In this analogy, learning corresponds to changing the proportion of Red marbles in the urn. There are two simple ways to change the proportion of red marbles in the urn:

(1) Add red marbles on each trial. (Accumulation)

(2) Replace marbles in the urn with red marbles. (Replacement)

In this handout, we will assume that every reinforcement is equally effective and that the subject would eventually learn perfectly. Therefore, the asymptote is 1.0 for the probability correct; as n gets large, P(C_{n}) approaches 1.0. Later, we will consider a more general case where this asymptote, __a__, need not be 1.0.

__Accumulation Theory__:

According to accumulation theory, new associations are added, but old associations (like "bad habits") are never wiped out. The total number of marbles increases on each trial.

Let R_{1} = the number of red marbles on trial 1

W_{1} = the number of white marbles on trial 1

__Key Assumption__: For each __reinforcement__, k red marbles are added to the urn. Therefore,

R_{n} = R_{1} + (n - 1)k

W_{n} = W_{1}

(Note that on trial n, there have been n - 1 reinforcements). Therefore,

P(C_{n}) = [R_{1}+(n - 1)k]/[R_{1} +(n - 1)k + W_{1}]

Dividing both numerator and denominator by R_{1} + W_{1}, using the fact that

G = R_{1}/(R_{1} + W_{1}), and letting Q = k/(R_{1} + W_{1}), we have:

P(C_{n}) = [G + (n - 1)Q]/[1 + (n - 1)Q] (1)

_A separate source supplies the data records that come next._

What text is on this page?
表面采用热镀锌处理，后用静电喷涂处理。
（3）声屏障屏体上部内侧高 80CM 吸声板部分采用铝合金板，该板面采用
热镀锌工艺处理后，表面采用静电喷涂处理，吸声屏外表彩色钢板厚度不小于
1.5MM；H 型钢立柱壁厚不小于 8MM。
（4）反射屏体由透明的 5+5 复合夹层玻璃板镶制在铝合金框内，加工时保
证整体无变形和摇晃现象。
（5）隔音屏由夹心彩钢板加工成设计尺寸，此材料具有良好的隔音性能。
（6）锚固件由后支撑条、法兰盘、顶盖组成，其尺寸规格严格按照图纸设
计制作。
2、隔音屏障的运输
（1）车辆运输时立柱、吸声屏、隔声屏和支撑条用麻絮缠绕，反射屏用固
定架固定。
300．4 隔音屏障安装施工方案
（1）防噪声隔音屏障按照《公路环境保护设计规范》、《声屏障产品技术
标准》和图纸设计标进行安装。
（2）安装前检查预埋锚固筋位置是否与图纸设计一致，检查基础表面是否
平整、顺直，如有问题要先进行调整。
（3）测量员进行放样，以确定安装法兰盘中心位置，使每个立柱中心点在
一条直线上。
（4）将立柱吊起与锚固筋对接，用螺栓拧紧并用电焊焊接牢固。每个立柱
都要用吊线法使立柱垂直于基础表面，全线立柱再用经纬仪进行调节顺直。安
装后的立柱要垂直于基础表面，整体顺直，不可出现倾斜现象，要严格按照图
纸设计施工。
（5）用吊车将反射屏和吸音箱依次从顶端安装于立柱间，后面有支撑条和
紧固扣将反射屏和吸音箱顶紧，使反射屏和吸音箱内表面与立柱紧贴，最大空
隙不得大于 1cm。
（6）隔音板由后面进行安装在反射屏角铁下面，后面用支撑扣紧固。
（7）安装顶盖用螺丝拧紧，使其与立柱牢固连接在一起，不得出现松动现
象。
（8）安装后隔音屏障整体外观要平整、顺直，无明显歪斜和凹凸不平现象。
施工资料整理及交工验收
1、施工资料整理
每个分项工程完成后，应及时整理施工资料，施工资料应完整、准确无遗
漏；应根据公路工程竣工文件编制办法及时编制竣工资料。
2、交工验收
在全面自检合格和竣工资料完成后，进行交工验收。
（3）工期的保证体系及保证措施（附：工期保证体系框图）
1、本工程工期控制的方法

Write a computer program to calculate this curve for n = 1 to 10, for any G and Q.

__Replacement Theory__:

According to this theory, the total number of associations remains constant, and wrong associations can be replaced by correct ones. The total number of marbles stays the same from trial to trial, T.

__Key assumption__: For each __reinforcement__, k marbles are randomly sampled and replaced with k red marbles. Because the marbles are randomly sampled, the replaced marbles contain some red and some white. The number of red marbles on trial n is therefore equal to the previous number, minus those taken out, plus k red:

R_{n} = R_{n - 1} - k(R_{n - 1}/T) + k

Therefore, dividing by T, letting Q = k/T

P(C_{n}) = P(C_{n - 1}) +Q[1 - P(C_{n - 1})] (2)

Write a program to calculate predictions for replacement theory. Remember, P(C_{1}) = G.

It can be shown (by induction) that Equation 2 is equivalent to the following:

P(C_{n}) = 1 - (1 - G)(1 - Q)^{(n - 1)} (3)

Write a program to calculate the learning curves according to both Equation 2 and 3, (the results will be the same).